The continental divide doesn’t just apply to water anymore. Scientists in British Columbia attached tiny “backpacks” to birds and mapped their winter migration from Canada to Central America and back again.

What they found was surprising. They tagged two different subspecies of Swainson’s thrush, both of which live in British Columbia, with small geolocators. Though the subspecies are closely related and don’t live that far apart, they took two very different paths down towards their summer homes. One took the coast road, skirting the Pacific, while the other went towards the other side of the Rocky Mountains, right through middle America.

Map of diverging migration routes in fall (top) and spring. Cool colours represent coastal subspecies, warm colours inland species. Dashed lines represent dates around the equinox where researchers were unable to estimate latitude. Image: University of British Columbia

The stark contrast between the two has scientists wondering what would happen if the two subspecies mated to create hybrids. In the press release released by the researchers, one scientist says:

“Given that migratory behavior is under genetic influence in many species of birds, these results raise the question of what hybrids between these two subspecies would do,” says Darren Irwin, associate professor of Zoology at UBC and co-author of the paper. “One possibility is that hybrids would take an intermediate route, leading to more difficulties during migration.

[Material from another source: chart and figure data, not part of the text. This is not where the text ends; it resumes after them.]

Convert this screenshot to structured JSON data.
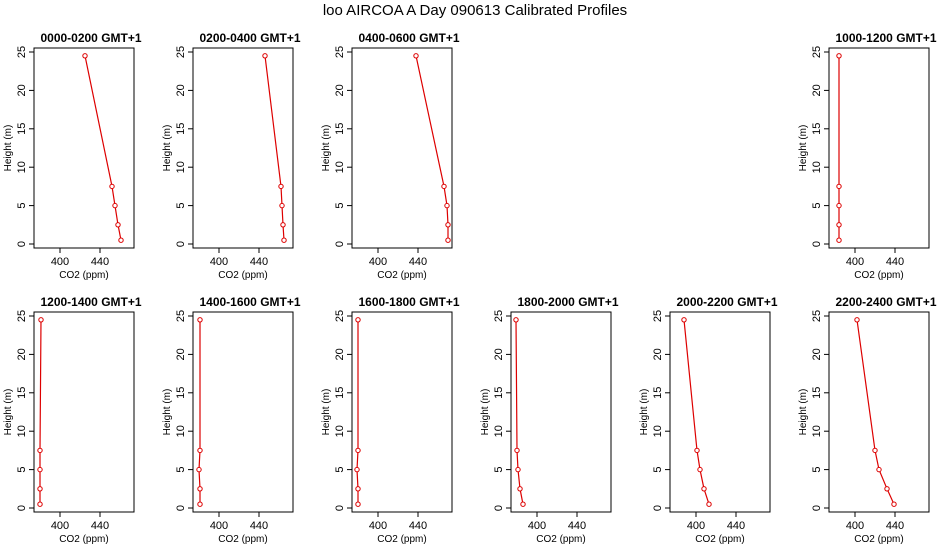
{
  "figure": {
    "title": "loo AIRCOA A  Day 090613  Calibrated Profiles"
  },
  "colors": {
    "profile": "#dd0000",
    "axes": "#000000",
    "background": "#ffffff"
  },
  "chart_data": [
    {
      "type": "line",
      "title": "0000-0200 GMT+1",
      "xlabel": "CO2 (ppm)",
      "ylabel": "Height (m)",
      "xlim": [
        374,
        474
      ],
      "ylim": [
        0,
        25
      ],
      "xticks": [
        400,
        440
      ],
      "yticks": [
        0,
        5,
        10,
        15,
        20,
        25
      ],
      "grid": false,
      "series": [
        {
          "x": [
            461,
            458,
            455,
            452,
            425
          ],
          "y": [
            0.5,
            2.5,
            5,
            7.5,
            24.5
          ]
        }
      ]
    },
    {
      "type": "line",
      "title": "0200-0400 GMT+1",
      "xlabel": "CO2 (ppm)",
      "ylabel": "Height (m)",
      "xlim": [
        374,
        474
      ],
      "ylim": [
        0,
        25
      ],
      "xticks": [
        400,
        440
      ],
      "yticks": [
        0,
        5,
        10,
        15,
        20,
        25
      ],
      "grid": false,
      "series": [
        {
          "x": [
            465,
            464,
            463,
            462,
            446
          ],
          "y": [
            0.5,
            2.5,
            5,
            7.5,
            24.5
          ]
        }
      ]
    },
    {
      "type": "line",
      "title": "0400-0600 GMT+1",
      "xlabel": "CO2 (ppm)",
      "ylabel": "Height (m)",
      "xlim": [
        374,
        474
      ],
      "ylim": [
        0,
        25
      ],
      "xticks": [
        400,
        440
      ],
      "yticks": [
        0,
        5,
        10,
        15,
        20,
        25
      ],
      "grid": false,
      "series": [
        {
          "x": [
            470,
            470,
            469,
            466,
            438
          ],
          "y": [
            0.5,
            2.5,
            5,
            7.5,
            24.5
          ]
        }
      ]
    },
    {
      "type": "line",
      "title": "1000-1200 GMT+1",
      "xlabel": "CO2 (ppm)",
      "ylabel": "Height (m)",
      "xlim": [
        374,
        474
      ],
      "ylim": [
        0,
        25
      ],
      "xticks": [
        400,
        440
      ],
      "yticks": [
        0,
        5,
        10,
        15,
        20,
        25
      ],
      "grid": false,
      "series": [
        {
          "x": [
            384,
            384,
            384,
            384,
            384
          ],
          "y": [
            0.5,
            2.5,
            5,
            7.5,
            24.5
          ]
        }
      ]
    },
    {
      "type": "line",
      "title": "1200-1400 GMT+1",
      "xlabel": "CO2 (ppm)",
      "ylabel": "Height (m)",
      "xlim": [
        374,
        474
      ],
      "ylim": [
        0,
        25
      ],
      "xticks": [
        400,
        440
      ],
      "yticks": [
        0,
        5,
        10,
        15,
        20,
        25
      ],
      "grid": false,
      "series": [
        {
          "x": [
            380,
            380,
            380,
            380,
            381
          ],
          "y": [
            0.5,
            2.5,
            5,
            7.5,
            24.5
          ]
        }
      ]
    },
    {
      "type": "line",
      "title": "1400-1600 GMT+1",
      "xlabel": "CO2 (ppm)",
      "ylabel": "Height (m)",
      "xlim": [
        374,
        474
      ],
      "ylim": [
        0,
        25
      ],
      "xticks": [
        400,
        440
      ],
      "yticks": [
        0,
        5,
        10,
        15,
        20,
        25
      ],
      "grid": false,
      "series": [
        {
          "x": [
            381,
            381,
            380,
            381,
            381
          ],
          "y": [
            0.5,
            2.5,
            5,
            7.5,
            24.5
          ]
        }
      ]
    },
    {
      "type": "line",
      "title": "1600-1800 GMT+1",
      "xlabel": "CO2 (ppm)",
      "ylabel": "Height (m)",
      "xlim": [
        374,
        474
      ],
      "ylim": [
        0,
        25
      ],
      "xticks": [
        400,
        440
      ],
      "yticks": [
        0,
        5,
        10,
        15,
        20,
        25
      ],
      "grid": false,
      "series": [
        {
          "x": [
            380,
            380,
            379,
            380,
            380
          ],
          "y": [
            0.5,
            2.5,
            5,
            7.5,
            24.5
          ]
        }
      ]
    },
    {
      "type": "line",
      "title": "1800-2000 GMT+1",
      "xlabel": "CO2 (ppm)",
      "ylabel": "Height (m)",
      "xlim": [
        374,
        474
      ],
      "ylim": [
        0,
        25
      ],
      "xticks": [
        400,
        440
      ],
      "yticks": [
        0,
        5,
        10,
        15,
        20,
        25
      ],
      "grid": false,
      "series": [
        {
          "x": [
            386,
            383,
            381,
            380,
            379
          ],
          "y": [
            0.5,
            2.5,
            5,
            7.5,
            24.5
          ]
        }
      ]
    },
    {
      "type": "line",
      "title": "2000-2200 GMT+1",
      "xlabel": "CO2 (ppm)",
      "ylabel": "Height (m)",
      "xlim": [
        374,
        474
      ],
      "ylim": [
        0,
        25
      ],
      "xticks": [
        400,
        440
      ],
      "yticks": [
        0,
        5,
        10,
        15,
        20,
        25
      ],
      "grid": false,
      "series": [
        {
          "x": [
            413,
            408,
            404,
            401,
            388
          ],
          "y": [
            0.5,
            2.5,
            5,
            7.5,
            24.5
          ]
        }
      ]
    },
    {
      "type": "line",
      "title": "2200-2400 GMT+1",
      "xlabel": "CO2 (ppm)",
      "ylabel": "Height (m)",
      "xlim": [
        374,
        474
      ],
      "ylim": [
        0,
        25
      ],
      "xticks": [
        400,
        440
      ],
      "yticks": [
        0,
        5,
        10,
        15,
        20,
        25
      ],
      "grid": false,
      "series": [
        {
          "x": [
            439,
            432,
            424,
            420,
            402
          ],
          "y": [
            0.5,
            2.5,
            5,
            7.5,
            24.5
          ]
        }
      ]
    }
  ]
}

If so, the migratory differences might be preventing the two forms from blending into one.”

The geolocators carried by the birds are about the size and weight of a penny, and track the bird’s location by measuring the sunrise and sunset times each day. With that data, scientists could figure out the exact position of the bird, though figuring out their precise latitude became difficult around the equinox (when the length of night and day are approximately equal).